If You Need a Highly Concealable Carry Gun, a Titan Will Do

posted on August 16, 2018

This is the last of five articles about how to pick the right handgun to carry for defensive purposes. Deciding what to carry is a personal decision, but one thing you should consider is the type of situation you’ll be in. Frank Jardim chooses from one of four guns when he arms himself, explaining the advantages of each in given circumstances. You can read the other parts here.

Tanfoglio .25-Caliber GT27 Titan Semi-Automatic

Primary Use: Deep concealment hideout gun for circumstances where a larger gun can’t be carried. Small enough to slip in the front pocket of my blue jeans or a button flapped shirt pocket in hot weather.

Holster: No holster. Jacket, jeans or shirt pocket carry cocked and locked with a piece of scotch tape over the muzzle to keep any detritus from entering the barrel.

Ammunition: .25-caliber, 35 gr. Hornady XTP JHP.

Pros/Cons: This inexpensive little gun can hide virtually in my palm which means I can draw it, flip the safety off, and have it ready if I sense trouble while still keeping it out of sight. The American assembled models with zinc alloy frames were marketed by FIE. My imported gun predates the Gun Control Act of 1968 and is all steel. The extra weight makes it more controllable in rapid fire. It is a very fast shooter. As a single action with a short trigger pull, it can easily deliver a belly full of lead at point-blank range (seven from the magazine and one in the chamber) in less than 2 seconds. The sights are actually fair and the nickel plate makes them easier to see in poor light. The gun is quite accurate and much easier to shoot well than a modern double action Kel-Tec. The Titans are often criticized (I suspect by people who haven’t owned one) for their reliability, but I have never had any issues with any of the several (zinc alloy or steel framed) that I have owned. Now out of production, but still commonly found on the used market. Triple K Manufacturing makes replacements magazines and grips.

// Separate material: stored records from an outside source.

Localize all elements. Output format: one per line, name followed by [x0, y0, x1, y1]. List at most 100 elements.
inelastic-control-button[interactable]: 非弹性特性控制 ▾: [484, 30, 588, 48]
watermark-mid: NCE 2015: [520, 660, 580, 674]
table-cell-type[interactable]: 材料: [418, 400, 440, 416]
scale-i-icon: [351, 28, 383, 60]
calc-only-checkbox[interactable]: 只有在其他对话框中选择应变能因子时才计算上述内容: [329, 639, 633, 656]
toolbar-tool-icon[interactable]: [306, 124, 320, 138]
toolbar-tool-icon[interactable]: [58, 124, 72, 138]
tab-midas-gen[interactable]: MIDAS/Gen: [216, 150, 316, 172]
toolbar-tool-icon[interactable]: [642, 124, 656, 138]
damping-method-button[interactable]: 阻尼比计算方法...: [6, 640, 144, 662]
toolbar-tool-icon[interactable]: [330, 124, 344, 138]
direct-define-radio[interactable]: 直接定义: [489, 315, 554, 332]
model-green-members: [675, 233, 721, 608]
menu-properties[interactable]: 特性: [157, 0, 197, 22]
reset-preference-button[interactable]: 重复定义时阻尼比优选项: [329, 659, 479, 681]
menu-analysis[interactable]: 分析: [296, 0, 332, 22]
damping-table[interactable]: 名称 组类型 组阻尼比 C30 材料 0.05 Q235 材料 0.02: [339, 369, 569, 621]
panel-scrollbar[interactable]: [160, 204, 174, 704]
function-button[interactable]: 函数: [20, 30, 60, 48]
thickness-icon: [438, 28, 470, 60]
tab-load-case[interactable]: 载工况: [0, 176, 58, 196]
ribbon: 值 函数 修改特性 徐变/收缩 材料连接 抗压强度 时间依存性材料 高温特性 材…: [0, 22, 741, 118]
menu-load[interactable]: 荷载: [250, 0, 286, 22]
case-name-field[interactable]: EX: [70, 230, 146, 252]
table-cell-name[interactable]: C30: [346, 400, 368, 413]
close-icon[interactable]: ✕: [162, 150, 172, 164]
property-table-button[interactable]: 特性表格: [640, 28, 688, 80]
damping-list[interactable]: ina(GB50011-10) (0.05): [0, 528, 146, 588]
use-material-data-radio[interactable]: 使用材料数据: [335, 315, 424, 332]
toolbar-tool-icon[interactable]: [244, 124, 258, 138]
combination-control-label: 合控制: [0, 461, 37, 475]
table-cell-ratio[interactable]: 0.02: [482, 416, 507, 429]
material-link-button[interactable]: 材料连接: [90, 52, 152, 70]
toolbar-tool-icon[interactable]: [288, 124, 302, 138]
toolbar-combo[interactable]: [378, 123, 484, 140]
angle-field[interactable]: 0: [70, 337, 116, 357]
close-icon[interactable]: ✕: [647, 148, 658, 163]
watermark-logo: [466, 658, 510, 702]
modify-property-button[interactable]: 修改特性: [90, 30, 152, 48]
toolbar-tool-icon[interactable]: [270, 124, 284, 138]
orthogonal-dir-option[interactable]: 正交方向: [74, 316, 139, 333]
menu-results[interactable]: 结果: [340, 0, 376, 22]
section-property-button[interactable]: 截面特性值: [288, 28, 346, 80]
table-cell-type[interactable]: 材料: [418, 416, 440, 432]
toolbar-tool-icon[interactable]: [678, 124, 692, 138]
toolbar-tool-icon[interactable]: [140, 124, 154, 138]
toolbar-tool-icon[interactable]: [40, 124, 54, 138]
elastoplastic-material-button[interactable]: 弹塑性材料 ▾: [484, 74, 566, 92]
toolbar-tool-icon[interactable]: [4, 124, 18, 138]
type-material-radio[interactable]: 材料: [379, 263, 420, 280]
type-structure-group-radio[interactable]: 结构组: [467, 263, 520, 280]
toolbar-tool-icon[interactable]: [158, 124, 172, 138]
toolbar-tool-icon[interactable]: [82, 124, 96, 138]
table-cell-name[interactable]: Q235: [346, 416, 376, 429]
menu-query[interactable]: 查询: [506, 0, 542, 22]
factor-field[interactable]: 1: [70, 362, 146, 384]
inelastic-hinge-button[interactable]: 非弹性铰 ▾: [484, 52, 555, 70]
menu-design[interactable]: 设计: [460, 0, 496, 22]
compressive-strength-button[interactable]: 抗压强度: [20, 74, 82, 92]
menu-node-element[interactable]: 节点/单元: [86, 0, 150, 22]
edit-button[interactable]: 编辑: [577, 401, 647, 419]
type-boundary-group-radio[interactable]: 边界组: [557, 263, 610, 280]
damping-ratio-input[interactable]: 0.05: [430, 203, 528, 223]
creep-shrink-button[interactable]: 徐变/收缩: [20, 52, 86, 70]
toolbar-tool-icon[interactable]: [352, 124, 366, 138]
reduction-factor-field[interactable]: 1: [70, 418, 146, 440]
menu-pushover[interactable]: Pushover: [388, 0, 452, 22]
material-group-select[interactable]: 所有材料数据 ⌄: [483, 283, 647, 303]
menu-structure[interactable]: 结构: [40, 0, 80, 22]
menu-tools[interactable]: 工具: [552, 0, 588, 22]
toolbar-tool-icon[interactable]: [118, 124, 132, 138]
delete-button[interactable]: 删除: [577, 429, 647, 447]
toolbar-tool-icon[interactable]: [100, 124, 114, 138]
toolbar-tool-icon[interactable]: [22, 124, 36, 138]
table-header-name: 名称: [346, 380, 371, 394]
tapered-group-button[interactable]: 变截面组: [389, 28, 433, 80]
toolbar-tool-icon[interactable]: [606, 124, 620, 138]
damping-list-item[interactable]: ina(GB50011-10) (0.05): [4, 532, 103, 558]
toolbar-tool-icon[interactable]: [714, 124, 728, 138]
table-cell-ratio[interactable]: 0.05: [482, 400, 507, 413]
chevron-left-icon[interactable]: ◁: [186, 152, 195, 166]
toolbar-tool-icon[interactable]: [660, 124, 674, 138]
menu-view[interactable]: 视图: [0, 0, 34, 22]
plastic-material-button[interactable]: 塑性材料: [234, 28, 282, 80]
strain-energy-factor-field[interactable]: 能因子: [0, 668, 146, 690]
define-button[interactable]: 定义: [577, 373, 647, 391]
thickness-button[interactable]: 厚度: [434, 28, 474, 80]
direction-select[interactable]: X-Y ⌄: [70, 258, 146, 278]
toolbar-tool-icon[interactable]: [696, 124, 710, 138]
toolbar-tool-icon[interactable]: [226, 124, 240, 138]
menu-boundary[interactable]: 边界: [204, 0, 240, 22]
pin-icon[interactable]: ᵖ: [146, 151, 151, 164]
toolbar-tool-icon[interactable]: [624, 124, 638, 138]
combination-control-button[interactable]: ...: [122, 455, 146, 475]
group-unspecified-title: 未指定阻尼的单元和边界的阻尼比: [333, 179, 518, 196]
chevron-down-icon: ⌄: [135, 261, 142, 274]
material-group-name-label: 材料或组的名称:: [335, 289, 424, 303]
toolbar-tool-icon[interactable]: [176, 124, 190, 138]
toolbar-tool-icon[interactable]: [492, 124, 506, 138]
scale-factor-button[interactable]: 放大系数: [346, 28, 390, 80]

The old-fashioned, European-style butt magazine release might turn some people off, but since fast reloading doesn’t figure big in my plans, I don’t consider this a drawback. More significant to me is the Titan’s small caliber. Fortunately, there are now some decent JHP loads that improve its performance but obviously accurate shot placement is more important with diminutive rounds like this. Since nobody wants to get shot with anything, this little .25 auto probably has just as much deterrent value in a confrontation as any handgun. I carry it cocked and locked with a round in the chamber. It might take just as much time to rack the slide as it does to rotate the old fashioned safety, but I can do the latter with one hand and it gives me an extra round so that is my preference.

Self-defense is, by its very nature, personal and there is no one-size-fits-all solution. A lot of experimenting over the years with guns, holsters, speedloaders and cartridges went into my decisions, and I re-evaluate my practical compromises often. I know I can’t be prepared for every threat. It would drive me crazy if I tried to be. My practical approach is to prepare for the most likely threats that I can realistically deal with.